Marks has been one of the better and, believe it or not, one of the more "even-handed" critics of the last 15 to 20 years. He spent many years as the #2 critic at the Times before going to the Washington Post as their lead reviewer a couple of years ago (the fact that it was clear Brantly wasn't stepping down any time in the foreseeable future was probably a factor in his leaving for the Post). It was probably a very smart move on his part. He's the head critic for one of the most respected papers in the country; given DC's very close proximity to NYC, he can easily come up and attend the same critics' previews as all of the other NY critics (and his reviews appear the same day as theirs do); he gets to review all of the Broadway and major off-Broadway productions (rather than only off- and off-off Broadway as he did when he was the #2 at the Times); and while DC is a first rate theatre town (Kennedy Center, Arena, Shakespeare Theatre, The National, Woolly Mammoth, Source, Olney) new productions are hardly as plentiful and frequent as they are in New York, so he can easily fulfill his obligations to review the local theatre scene and still make it up to New York, weekly if need be, and take in all of the new productions here, both on and off- Broadway.

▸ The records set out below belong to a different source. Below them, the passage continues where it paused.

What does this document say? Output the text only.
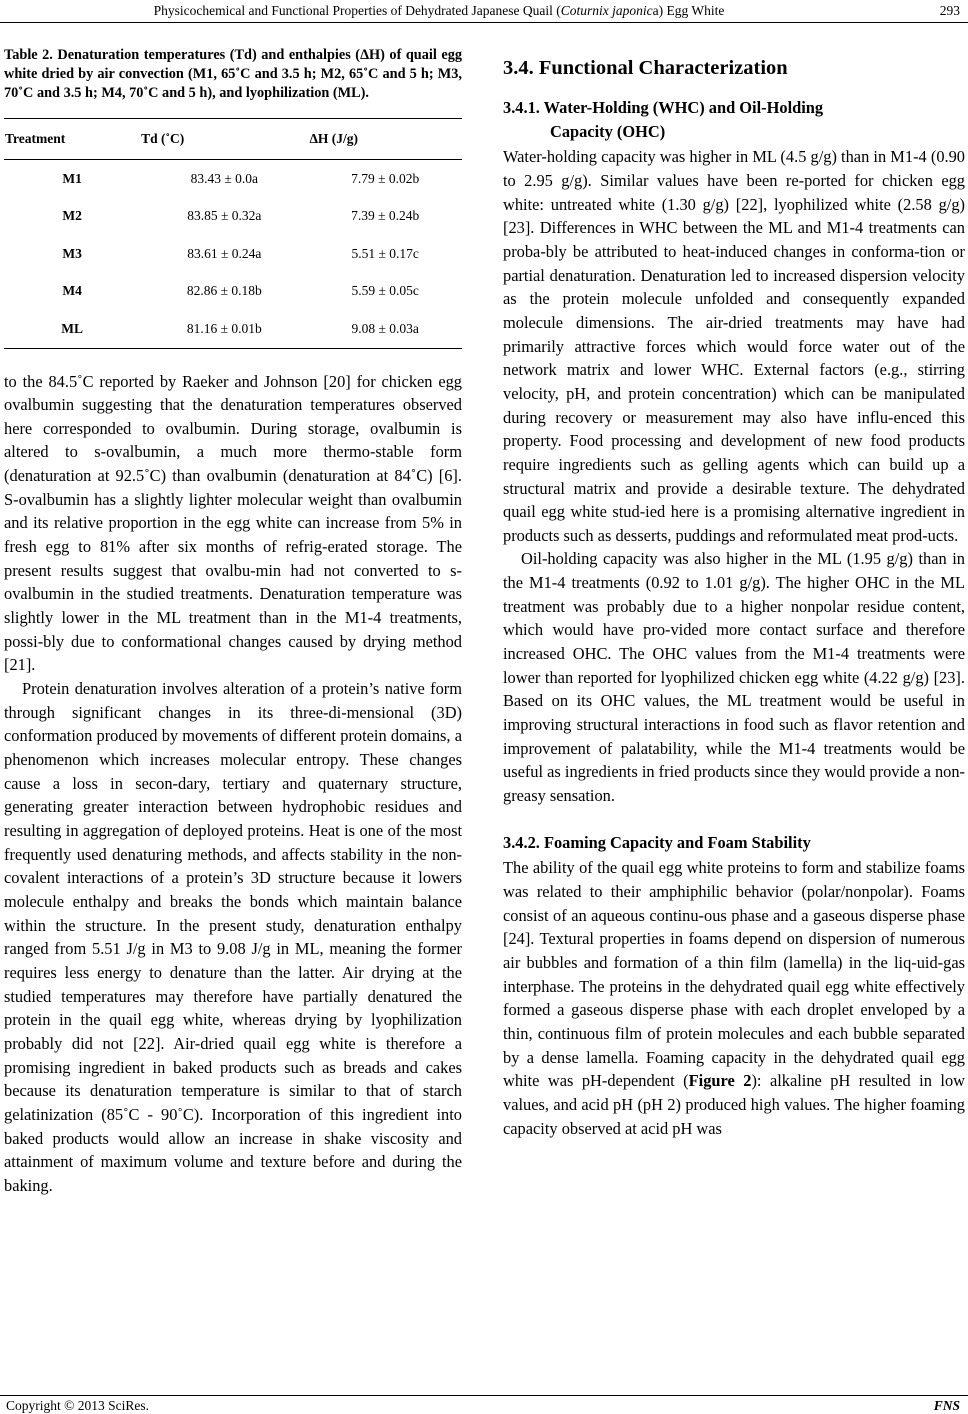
Physicochemical and Functional Properties of Dehydrated Japanese Quail (Coturnix japonica) Egg White	293
Table 2. Denaturation temperatures (Td) and enthalpies (ΔH) of quail egg white dried by air convection (M1, 65˚C and 3.5 h; M2, 65˚C and 5 h; M3, 70˚C and 3.5 h; M4, 70˚C and 5 h), and lyophilization (ML).
Treatment	Td (˚C)	ΔH (J/g)
M1	83.43 ± 0.0a	7.79 ± 0.02b
M2	83.85 ± 0.32a	7.39 ± 0.24b
M3	83.61 ± 0.24a	5.51 ± 0.17c
M4	82.86 ± 0.18b	5.59 ± 0.05c
ML	81.16 ± 0.01b	9.08 ± 0.03a

to the 84.5˚C reported by Raeker and Johnson [20] for chicken egg ovalbumin suggesting that the denaturation temperatures observed here corresponded to ovalbumin. During storage, ovalbumin is altered to s-ovalbumin, a much more thermo-stable form (denaturation at 92.5˚C) than ovalbumin (denaturation at 84˚C) [6]. S-ovalbumin has a slightly lighter molecular weight than ovalbumin and its relative proportion in the egg white can increase from 5% in fresh egg to 81% after six months of refrig-erated storage. The present results suggest that ovalbu-min had not converted to s-ovalbumin in the studied treatments. Denaturation temperature was slightly lower in the ML treatment than in the M1-4 treatments, possi-bly due to conformational changes caused by drying method [21].

Protein denaturation involves alteration of a protein’s native form through significant changes in its three-di-mensional (3D) conformation produced by movements of different protein domains, a phenomenon which increases molecular entropy. These changes cause a loss in secon-dary, tertiary and quaternary structure, generating greater interaction between hydrophobic residues and resulting in aggregation of deployed proteins. Heat is one of the most frequently used denaturing methods, and affects stability in the non-covalent interactions of a protein’s 3D structure because it lowers molecule enthalpy and breaks the bonds which maintain balance within the structure. In the present study, denaturation enthalpy ranged from 5.51 J/g in M3 to 9.08 J/g in ML, meaning the former requires less energy to denature than the latter. Air drying at the studied temperatures may therefore have partially denatured the protein in the quail egg white, whereas drying by lyophilization probably did not [22]. Air-dried quail egg white is therefore a promising ingredient in baked products such as breads and cakes because its denaturation temperature is similar to that of starch gelatinization (85˚C - 90˚C). Incorporation of this ingredient into baked products would allow an increase in shake viscosity and attainment of maximum volume and texture before and during the baking.

3.4. Functional Characterization
3.4.1. Water-Holding (WHC) and Oil-Holding
Capacity (OHC)

Water-holding capacity was higher in ML (4.5 g/g) than in M1-4 (0.90 to 2.95 g/g). Similar values have been re-ported for chicken egg white: untreated white (1.30 g/g) [22], lyophilized white (2.58 g/g) [23]. Differences in WHC between the ML and M1-4 treatments can proba-bly be attributed to heat-induced changes in conforma-tion or partial denaturation. Denaturation led to increased dispersion velocity as the protein molecule unfolded and consequently expanded molecule dimensions. The air-dried treatments may have had primarily attractive forces which would force water out of the network matrix and lower WHC. External factors (e.g., stirring velocity, pH, and protein concentration) which can be manipulated during recovery or measurement may also have influ-enced this property. Food processing and development of new food products require ingredients such as gelling agents which can build up a structural matrix and provide a desirable texture. The dehydrated quail egg white stud-ied here is a promising alternative ingredient in products such as desserts, puddings and reformulated meat prod-ucts.

Oil-holding capacity was also higher in the ML (1.95 g/g) than in the M1-4 treatments (0.92 to 1.01 g/g). The higher OHC in the ML treatment was probably due to a higher nonpolar residue content, which would have pro-vided more contact surface and therefore increased OHC. The OHC values from the M1-4 treatments were lower than reported for lyophilized chicken egg white (4.22 g/g) [23]. Based on its OHC values, the ML treatment would be useful in improving structural interactions in food such as flavor retention and improvement of palatability, while the M1-4 treatments would be useful as ingredients in fried products since they would provide a non-greasy sensation.

3.4.2. Foaming Capacity and Foam Stability

The ability of the quail egg white proteins to form and stabilize foams was related to their amphiphilic behavior (polar/nonpolar). Foams consist of an aqueous continu-ous phase and a gaseous disperse phase [24]. Textural properties in foams depend on dispersion of numerous air bubbles and formation of a thin film (lamella) in the liq-uid-gas interphase. The proteins in the dehydrated quail egg white effectively formed a gaseous disperse phase with each droplet enveloped by a thin, continuous film of protein molecules and each bubble separated by a dense lamella. Foaming capacity in the dehydrated quail egg white was pH-dependent (Figure 2): alkaline pH resulted in low values, and acid pH (pH 2) produced high values. The higher foaming capacity observed at acid pH was

Copyright © 2013 SciRes.	FNS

"What a story........ everything but the bloodhounds snappin' at her rear end." -- Birdie [http://margochanning.broadwayworld.com/] "The Devil Be Hittin' Me" -- Whitney

tpdc
#11re: If you thought the Wall Street Journal's 'Brooklyn' Review was bad....
Posted: 10/25/04 at 4:00pm

I usually find Marks scathing and harsh. His reviews of WICKED and BOY FROM OZ were far nastier than Brantley's and yet every Brantley pan of "audience friendly" shows like those two brings cries of how unfair he is. His recent pan of the Ford's Theater production of THE MATCHMAKER with Andrea Martin ripped the play and production to shreads. The other local reviews were much better and audiences loved it.